Belnap D M, Watts N R, Conway J F, Cheng N, Stahl S J, Wingfield P T, Steven A C
Laboratory of Structural Biology and Protein Expression Laboratory, National Institute of Arthritis, Musculoskeletal, and Skin Diseases, National Institutes of Health, Bethesda, MD 20892, USA.
Proc Natl Acad Sci U S A. 2003 Sep 16;100(19):10884-9. doi: 10.1073/pnas.1834404100. Epub 2003 Sep 3.
Core antigen (cAg), the viral capsid, is one of the three major clinical antigens of hepatitis B virus. cAg has been described as presenting either one or two conformational epitopes involving the "immunodominant loop." We have investigated cAg antigenicity by cryo-electron microscopy at approximately 11-A resolution of capsids labeled with monoclonal Fabs, combined with molecular modeling, and describe here two conformational epitopes. Both Fabs bind to the dimeric external spikes, and each epitope has contributions from the loops on both subunits, explaining their discontinuous nature: however, their binding aspects and epitopes differ markedly. To date, four cAg epitopes have been characterized: all are distinct. Although only two regions of the capsid surface are accessible to antibodies, local clustering of the limited number of exposed peptide loops generates a potentially extensive set of discontinuous epitopes. This diversity has not been evident from competition experiments because of steric interference effects. These observations suggest an explanation for the distinction between cAg and e-antigen (an unassembled form of capsid protein) and an approach to immunodiagnosis, exploiting the diversity of cAg epitopes.

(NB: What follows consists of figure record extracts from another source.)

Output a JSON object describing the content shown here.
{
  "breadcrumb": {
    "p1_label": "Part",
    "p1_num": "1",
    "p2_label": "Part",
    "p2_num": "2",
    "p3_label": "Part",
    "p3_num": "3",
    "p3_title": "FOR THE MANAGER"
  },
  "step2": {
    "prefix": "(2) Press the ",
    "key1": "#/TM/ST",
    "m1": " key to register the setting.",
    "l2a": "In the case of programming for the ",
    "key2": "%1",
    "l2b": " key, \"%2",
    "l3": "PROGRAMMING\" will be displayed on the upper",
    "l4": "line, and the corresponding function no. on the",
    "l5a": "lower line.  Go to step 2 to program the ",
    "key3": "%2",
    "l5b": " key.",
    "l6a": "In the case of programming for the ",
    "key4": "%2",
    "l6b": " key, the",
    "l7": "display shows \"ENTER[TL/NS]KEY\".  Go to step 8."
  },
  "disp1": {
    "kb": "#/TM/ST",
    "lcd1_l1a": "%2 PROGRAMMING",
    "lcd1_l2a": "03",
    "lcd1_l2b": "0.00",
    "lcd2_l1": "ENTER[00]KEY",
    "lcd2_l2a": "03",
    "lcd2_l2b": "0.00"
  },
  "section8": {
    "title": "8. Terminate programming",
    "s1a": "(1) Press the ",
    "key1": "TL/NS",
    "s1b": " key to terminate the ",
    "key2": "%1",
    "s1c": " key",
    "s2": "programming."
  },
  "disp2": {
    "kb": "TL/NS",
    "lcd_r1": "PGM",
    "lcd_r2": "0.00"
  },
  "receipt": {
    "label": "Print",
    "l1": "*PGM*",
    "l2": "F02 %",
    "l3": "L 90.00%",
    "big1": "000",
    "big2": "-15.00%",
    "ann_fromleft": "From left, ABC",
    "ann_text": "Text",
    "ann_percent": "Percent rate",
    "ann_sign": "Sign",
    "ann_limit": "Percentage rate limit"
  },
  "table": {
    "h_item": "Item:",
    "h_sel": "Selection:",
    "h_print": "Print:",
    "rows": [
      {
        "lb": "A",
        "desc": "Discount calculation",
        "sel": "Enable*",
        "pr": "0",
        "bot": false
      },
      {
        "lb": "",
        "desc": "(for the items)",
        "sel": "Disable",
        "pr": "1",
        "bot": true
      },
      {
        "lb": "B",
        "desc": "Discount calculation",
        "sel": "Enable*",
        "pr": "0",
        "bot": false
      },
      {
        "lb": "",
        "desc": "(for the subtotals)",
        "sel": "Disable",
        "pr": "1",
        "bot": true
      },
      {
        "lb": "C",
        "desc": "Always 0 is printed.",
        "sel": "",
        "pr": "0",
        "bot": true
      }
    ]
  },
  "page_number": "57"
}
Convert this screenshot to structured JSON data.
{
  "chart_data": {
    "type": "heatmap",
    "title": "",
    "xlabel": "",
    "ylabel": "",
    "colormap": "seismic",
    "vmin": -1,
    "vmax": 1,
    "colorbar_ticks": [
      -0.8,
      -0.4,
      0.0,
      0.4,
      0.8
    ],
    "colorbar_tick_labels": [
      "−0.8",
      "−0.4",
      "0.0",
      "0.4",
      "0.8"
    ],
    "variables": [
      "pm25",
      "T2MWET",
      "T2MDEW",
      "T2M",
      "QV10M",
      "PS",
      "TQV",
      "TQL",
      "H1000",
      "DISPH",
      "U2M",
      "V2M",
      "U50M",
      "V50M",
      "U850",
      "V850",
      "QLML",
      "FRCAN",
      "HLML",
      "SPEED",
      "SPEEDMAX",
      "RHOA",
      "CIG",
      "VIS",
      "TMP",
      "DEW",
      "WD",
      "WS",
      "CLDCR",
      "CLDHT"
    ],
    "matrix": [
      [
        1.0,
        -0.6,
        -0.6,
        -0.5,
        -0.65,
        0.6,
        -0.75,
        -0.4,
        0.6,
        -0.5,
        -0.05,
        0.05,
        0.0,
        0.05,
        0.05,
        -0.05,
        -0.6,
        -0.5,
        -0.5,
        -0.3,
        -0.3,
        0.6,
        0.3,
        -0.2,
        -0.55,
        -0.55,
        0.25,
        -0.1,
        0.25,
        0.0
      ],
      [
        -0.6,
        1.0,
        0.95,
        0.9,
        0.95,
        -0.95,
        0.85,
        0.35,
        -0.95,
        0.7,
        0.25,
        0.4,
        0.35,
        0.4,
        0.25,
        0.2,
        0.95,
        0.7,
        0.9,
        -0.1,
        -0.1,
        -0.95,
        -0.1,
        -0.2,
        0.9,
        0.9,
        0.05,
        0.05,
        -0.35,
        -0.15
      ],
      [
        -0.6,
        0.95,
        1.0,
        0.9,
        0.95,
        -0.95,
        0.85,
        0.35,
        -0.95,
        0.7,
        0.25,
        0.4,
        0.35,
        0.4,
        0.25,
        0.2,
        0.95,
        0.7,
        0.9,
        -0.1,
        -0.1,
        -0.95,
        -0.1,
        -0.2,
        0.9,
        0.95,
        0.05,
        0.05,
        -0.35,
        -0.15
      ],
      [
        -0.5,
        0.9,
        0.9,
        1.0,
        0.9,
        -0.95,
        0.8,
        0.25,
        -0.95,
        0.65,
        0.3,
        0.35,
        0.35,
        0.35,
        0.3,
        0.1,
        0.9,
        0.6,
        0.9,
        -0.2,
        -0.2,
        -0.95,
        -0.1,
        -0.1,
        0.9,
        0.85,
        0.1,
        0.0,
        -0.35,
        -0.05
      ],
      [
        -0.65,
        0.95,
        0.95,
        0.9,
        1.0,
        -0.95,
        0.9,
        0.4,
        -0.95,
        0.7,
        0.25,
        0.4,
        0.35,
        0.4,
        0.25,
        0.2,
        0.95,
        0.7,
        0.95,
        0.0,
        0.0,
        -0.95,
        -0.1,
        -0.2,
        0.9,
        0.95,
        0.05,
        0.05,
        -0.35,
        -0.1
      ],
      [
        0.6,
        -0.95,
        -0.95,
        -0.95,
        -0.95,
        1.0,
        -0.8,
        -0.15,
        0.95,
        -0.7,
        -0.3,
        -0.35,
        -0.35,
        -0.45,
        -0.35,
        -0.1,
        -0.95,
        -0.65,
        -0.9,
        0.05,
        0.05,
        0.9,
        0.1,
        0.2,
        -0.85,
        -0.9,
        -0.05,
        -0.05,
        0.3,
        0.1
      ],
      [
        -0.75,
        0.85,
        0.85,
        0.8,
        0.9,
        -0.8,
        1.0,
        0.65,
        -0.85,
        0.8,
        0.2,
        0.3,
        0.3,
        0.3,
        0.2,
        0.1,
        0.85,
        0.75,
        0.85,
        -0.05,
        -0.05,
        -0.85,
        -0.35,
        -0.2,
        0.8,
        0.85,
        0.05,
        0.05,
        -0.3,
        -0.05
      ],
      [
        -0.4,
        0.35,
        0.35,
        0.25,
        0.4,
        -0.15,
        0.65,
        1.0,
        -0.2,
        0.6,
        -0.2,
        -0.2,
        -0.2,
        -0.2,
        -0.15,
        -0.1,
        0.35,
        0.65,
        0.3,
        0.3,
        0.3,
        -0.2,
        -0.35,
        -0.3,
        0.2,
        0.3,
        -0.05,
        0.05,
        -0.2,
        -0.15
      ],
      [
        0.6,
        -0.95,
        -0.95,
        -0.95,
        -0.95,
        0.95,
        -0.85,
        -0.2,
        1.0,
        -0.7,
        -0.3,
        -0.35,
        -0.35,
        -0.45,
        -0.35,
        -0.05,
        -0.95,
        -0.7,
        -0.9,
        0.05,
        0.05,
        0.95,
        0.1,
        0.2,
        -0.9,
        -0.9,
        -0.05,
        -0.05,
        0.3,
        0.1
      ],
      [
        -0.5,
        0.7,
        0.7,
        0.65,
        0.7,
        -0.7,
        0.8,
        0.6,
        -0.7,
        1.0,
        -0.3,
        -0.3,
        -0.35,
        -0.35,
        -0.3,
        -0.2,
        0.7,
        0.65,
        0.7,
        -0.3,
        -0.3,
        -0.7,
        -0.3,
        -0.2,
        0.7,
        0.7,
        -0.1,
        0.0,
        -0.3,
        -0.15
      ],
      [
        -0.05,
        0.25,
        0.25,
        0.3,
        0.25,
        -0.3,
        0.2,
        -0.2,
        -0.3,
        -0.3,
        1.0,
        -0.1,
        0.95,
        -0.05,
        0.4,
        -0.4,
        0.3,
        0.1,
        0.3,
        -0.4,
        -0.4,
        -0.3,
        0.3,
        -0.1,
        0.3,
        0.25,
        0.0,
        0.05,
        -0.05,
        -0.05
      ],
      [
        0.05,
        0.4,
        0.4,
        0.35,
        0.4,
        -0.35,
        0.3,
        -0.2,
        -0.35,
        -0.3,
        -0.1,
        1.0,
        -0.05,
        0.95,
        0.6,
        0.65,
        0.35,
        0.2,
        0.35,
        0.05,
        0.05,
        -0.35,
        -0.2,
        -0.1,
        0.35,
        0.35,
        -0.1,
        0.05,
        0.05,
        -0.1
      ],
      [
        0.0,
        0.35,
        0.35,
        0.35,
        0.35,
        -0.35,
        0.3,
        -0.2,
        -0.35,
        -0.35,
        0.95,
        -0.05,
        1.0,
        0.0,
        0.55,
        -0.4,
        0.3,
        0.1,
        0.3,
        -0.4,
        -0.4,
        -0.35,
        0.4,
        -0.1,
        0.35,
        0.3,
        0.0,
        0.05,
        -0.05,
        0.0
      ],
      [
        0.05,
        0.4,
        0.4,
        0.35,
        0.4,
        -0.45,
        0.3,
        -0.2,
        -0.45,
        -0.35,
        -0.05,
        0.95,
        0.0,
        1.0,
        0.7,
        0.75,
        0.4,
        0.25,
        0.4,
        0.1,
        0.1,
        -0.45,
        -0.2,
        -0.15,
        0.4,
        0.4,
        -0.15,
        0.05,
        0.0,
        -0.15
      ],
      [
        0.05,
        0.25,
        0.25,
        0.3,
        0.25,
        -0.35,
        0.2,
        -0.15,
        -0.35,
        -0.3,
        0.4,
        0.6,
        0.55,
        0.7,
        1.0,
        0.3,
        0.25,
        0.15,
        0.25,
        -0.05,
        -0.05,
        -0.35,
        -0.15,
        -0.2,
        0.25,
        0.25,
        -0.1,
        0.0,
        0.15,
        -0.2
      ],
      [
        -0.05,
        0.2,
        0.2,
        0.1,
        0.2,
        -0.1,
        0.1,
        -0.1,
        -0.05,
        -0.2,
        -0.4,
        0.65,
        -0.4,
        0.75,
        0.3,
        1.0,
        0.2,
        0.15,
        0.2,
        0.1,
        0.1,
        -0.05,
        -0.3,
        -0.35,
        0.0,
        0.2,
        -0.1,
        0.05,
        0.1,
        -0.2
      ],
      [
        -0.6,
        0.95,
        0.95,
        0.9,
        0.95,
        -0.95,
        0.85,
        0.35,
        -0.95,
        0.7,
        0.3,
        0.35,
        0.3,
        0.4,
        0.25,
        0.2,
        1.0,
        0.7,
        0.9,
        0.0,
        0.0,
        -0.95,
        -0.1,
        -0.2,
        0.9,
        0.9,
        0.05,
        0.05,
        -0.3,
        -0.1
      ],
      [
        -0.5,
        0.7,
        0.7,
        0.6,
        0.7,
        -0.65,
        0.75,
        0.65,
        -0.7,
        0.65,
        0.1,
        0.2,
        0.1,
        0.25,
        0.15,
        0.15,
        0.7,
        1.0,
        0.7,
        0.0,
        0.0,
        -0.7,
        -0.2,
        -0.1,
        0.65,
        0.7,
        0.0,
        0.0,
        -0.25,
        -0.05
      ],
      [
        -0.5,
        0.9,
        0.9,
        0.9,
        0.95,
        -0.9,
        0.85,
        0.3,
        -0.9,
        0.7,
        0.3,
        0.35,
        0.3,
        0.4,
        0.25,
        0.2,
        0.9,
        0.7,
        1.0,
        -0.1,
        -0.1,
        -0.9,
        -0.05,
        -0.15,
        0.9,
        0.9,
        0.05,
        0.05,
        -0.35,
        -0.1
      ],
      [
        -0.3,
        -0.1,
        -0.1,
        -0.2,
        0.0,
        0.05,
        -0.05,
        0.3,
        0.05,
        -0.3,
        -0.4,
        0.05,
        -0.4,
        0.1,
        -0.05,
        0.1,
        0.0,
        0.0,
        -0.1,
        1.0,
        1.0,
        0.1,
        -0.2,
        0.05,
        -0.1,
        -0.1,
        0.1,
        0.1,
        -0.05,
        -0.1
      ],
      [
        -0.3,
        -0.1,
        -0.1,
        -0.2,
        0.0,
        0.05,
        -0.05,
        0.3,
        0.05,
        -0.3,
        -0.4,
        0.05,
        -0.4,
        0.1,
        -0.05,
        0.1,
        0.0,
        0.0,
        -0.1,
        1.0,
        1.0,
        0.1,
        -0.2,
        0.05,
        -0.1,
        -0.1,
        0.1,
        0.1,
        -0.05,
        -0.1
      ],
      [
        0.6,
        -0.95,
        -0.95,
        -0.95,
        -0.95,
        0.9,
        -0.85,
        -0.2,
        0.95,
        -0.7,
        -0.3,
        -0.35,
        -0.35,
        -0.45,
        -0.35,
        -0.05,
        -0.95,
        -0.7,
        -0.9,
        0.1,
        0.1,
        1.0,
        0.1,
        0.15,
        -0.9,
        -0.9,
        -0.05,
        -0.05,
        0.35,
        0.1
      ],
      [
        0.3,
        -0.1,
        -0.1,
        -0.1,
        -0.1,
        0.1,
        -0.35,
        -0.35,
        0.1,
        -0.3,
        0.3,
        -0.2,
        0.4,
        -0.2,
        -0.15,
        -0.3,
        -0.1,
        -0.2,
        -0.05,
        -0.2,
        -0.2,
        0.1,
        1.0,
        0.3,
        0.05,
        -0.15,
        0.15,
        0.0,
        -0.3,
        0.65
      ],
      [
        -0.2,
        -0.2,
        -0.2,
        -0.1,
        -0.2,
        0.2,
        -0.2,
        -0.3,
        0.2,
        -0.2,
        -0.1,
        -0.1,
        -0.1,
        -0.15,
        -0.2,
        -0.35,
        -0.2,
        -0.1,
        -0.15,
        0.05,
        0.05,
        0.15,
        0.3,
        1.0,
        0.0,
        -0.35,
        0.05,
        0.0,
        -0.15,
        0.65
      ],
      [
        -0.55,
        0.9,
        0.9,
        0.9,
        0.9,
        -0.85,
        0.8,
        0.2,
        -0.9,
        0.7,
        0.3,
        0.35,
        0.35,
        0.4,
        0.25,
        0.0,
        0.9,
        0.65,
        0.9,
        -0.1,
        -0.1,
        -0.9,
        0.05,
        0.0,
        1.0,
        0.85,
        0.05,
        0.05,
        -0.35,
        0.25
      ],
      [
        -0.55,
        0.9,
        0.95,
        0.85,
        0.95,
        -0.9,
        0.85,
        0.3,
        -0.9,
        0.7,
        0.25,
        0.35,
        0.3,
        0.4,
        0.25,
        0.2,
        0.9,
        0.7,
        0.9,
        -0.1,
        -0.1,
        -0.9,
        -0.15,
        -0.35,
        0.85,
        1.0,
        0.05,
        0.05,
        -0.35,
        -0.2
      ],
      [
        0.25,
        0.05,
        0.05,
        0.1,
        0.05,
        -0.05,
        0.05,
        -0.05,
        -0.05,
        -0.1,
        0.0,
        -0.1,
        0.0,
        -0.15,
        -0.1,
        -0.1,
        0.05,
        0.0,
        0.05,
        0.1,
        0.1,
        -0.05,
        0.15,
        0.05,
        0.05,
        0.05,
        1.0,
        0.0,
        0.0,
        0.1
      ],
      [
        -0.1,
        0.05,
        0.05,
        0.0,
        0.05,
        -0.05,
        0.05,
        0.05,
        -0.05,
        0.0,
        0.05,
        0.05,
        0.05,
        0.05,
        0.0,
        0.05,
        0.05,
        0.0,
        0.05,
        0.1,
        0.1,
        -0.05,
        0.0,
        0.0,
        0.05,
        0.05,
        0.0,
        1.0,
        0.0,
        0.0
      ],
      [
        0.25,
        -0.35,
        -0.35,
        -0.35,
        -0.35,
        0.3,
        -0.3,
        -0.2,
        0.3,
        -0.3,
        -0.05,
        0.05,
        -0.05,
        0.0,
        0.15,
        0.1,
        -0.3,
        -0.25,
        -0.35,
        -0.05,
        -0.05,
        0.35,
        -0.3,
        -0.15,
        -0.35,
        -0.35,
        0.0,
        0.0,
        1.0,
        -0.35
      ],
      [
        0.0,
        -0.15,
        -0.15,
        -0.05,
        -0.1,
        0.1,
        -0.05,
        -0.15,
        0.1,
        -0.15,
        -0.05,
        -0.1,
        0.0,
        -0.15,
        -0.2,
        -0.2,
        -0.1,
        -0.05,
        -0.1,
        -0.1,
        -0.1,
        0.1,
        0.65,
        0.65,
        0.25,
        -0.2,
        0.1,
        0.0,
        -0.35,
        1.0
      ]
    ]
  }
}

核心抗原(cAg),即病毒衣壳,是乙肝病毒的三种主要临床抗原之一。cAg被描述为呈现涉及“免疫显性环”的一个或两个构象表位。我们通过冷冻电子显微镜在约11埃分辨率下对用单克隆Fab标记的衣壳进行研究,并结合分子建模来研究cAg的抗原性,在此描述两个构象表位。两种Fab均与二聚体外部刺突结合,且每个表位都有来自两个亚基上的环的贡献,这解释了它们的不连续性质:然而,它们的结合方式和表位明显不同。迄今为止,已鉴定出四个cAg表位:均不相同。尽管衣壳表面只有两个区域可被抗体识别,但有限数量暴露肽环的局部聚集产生了一组潜在广泛的不连续表位。由于空间位阻干扰效应,这种多样性在竞争实验中并不明显。这些观察结果为cAg与e抗原(衣壳蛋白的未组装形式)之间的区别提供了解释,并提出了一种利用cAg表位多样性进行免疫诊断的方法。